A couple of years ago, browsing in the film books section in Waterstone’s, I came across a book called ‘Dark Eye: The Essential David Fincher’. There was a picture of Jodie Foster in ‘Panic Room’ on the cover. I realised with a jolt that ‘Panic Room’ had been released in 2002; Fincher hadn’t made a film since then.
Leaving aside the question of whether a film-maker who, then, had only five films to his credit, yet merited a full-length critical study, I hoped that Fincher wasn't going to pull a Terence Malick-style disappearing act. Particularly since that slim filmography, as much as it contains two masterpieces (‘Seven’ and ‘Fight Club’), is also beset by one fucked-up-by-the-studio curate's egg (‘Alien 3’), one disappointing miss-fire (‘The Game’), and one stylish-but-by-the-numbers commercial venture (‘Panic Room’). There was the sense that Fincher's career could still go either way.
Then came ‘Zodiac’, part psychodrama, part police procedural, investigating the still ostensibly unsolved series of murders that shocked San Francisco during the 1960s and 1970s, and provided the inspiration for ‘Dirty Harry’. Don Siegel’s iconic classic gets a cameo role, investigating detective Inspector David Toschi (Mark Ruffalo, in what deserves to be a star-making performance) walking out of a screening, ired at Callahan's non-observance of due process.

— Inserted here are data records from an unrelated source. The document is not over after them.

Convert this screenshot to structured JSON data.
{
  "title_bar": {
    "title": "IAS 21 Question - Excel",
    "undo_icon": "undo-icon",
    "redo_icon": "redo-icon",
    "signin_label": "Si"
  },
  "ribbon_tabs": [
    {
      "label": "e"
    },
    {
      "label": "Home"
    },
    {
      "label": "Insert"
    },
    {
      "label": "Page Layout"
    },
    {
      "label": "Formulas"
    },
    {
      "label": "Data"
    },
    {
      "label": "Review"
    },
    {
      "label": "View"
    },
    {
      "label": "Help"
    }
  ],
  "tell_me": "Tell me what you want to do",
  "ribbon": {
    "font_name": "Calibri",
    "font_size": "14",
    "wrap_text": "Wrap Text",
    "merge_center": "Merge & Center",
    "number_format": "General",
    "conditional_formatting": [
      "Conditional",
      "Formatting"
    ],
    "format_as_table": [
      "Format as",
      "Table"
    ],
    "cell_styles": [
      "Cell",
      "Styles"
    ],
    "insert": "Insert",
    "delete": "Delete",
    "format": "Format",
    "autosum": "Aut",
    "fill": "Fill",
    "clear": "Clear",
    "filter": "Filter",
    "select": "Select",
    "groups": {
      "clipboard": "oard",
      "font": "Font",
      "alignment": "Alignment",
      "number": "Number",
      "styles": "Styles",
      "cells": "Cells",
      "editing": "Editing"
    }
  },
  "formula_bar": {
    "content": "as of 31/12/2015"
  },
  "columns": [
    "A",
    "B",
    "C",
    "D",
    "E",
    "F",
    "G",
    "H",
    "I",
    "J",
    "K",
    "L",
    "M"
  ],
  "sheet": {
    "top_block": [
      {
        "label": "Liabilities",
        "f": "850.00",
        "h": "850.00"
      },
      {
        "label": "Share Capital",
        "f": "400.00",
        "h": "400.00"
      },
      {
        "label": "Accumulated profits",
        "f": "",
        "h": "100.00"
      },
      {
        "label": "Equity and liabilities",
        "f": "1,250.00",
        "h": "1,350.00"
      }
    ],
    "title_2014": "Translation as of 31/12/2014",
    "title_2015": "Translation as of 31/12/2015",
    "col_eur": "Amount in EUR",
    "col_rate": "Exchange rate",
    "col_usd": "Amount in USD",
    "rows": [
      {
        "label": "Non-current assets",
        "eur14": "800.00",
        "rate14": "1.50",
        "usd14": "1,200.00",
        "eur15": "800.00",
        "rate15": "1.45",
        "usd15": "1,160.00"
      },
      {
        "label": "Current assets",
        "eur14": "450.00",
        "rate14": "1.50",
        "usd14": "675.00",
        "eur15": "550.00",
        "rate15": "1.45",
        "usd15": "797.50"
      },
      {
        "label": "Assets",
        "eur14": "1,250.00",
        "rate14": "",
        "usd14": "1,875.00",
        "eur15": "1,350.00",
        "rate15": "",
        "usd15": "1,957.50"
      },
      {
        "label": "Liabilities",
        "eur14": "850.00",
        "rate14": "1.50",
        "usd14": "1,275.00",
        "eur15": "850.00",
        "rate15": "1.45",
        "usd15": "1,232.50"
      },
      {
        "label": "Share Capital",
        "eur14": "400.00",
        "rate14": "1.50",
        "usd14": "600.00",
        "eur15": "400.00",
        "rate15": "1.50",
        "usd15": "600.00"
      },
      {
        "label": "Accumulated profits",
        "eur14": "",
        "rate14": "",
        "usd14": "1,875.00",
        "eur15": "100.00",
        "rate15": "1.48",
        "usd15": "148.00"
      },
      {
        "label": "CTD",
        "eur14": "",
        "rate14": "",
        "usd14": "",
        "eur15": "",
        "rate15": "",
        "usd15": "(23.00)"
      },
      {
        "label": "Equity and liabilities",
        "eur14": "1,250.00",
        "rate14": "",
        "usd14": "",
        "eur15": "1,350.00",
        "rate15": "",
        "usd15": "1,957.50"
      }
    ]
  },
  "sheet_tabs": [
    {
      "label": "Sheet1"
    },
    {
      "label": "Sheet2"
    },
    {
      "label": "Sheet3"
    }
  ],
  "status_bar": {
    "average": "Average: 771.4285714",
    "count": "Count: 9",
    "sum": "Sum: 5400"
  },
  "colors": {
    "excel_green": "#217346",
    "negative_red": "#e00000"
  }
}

This scene is integral: ‘Dirty Harry’ is the myth (maverick cop blows away the killer at the end); Zodiac considers the reality - the real cost. The tag-line on the poster - "there’s more than one way to lose your life to a killer" – says it all. Although Toschi is closest to the case, and takes it personally when he can’t get enough evidence against the main (indeed, only) suspect, it's two newspapermen who become obsessed by the nameless killer who taunts police and media alike with a series of coded messages.
Paul Avery (Robert Downey Jnr) is a louche and a drunkard who steamrollers towards conflict with colleagues and editor alike. Robert Graysmith (Jake Gyllenhaal) is a teetotal, clean-living nice guy - a cartoonist - who is gently mocked by his colleagues for his lack of vices. Then the case gets under his skin and his life takes a darker turn. The interplay between the three gives the films its dynamic. The recreations of the murders, veering between almost absurdly comedic and truly terrifying, give it its darkness.
Overall, Fincher directs with restraint, his usual visual flair taking a backseat in favour of attention to period detail and his coaxing of great performances from his cast (Brian Cox, Elias Coteas and John Carroll Lynch shine in supporting roles). This said, there is one typically Fincher moment, typed excerpts from the Zodiac’s letters floating through a montage of day-to-day life at the newspaper office.
And while the killer was never brought to justice, Fincher (adapting Graysmith’s non-fiction book of the same title) is confident in pointing the finger. You're left in no doubt that Graysmith and Toschi knew who their man was, too. But even if the Zodiac’s identity were still a gaping void, a complete enigma, the film would be no less powerful: it's the sense of denied closure that clings to you as the end credits roll that provides the film’s final chill.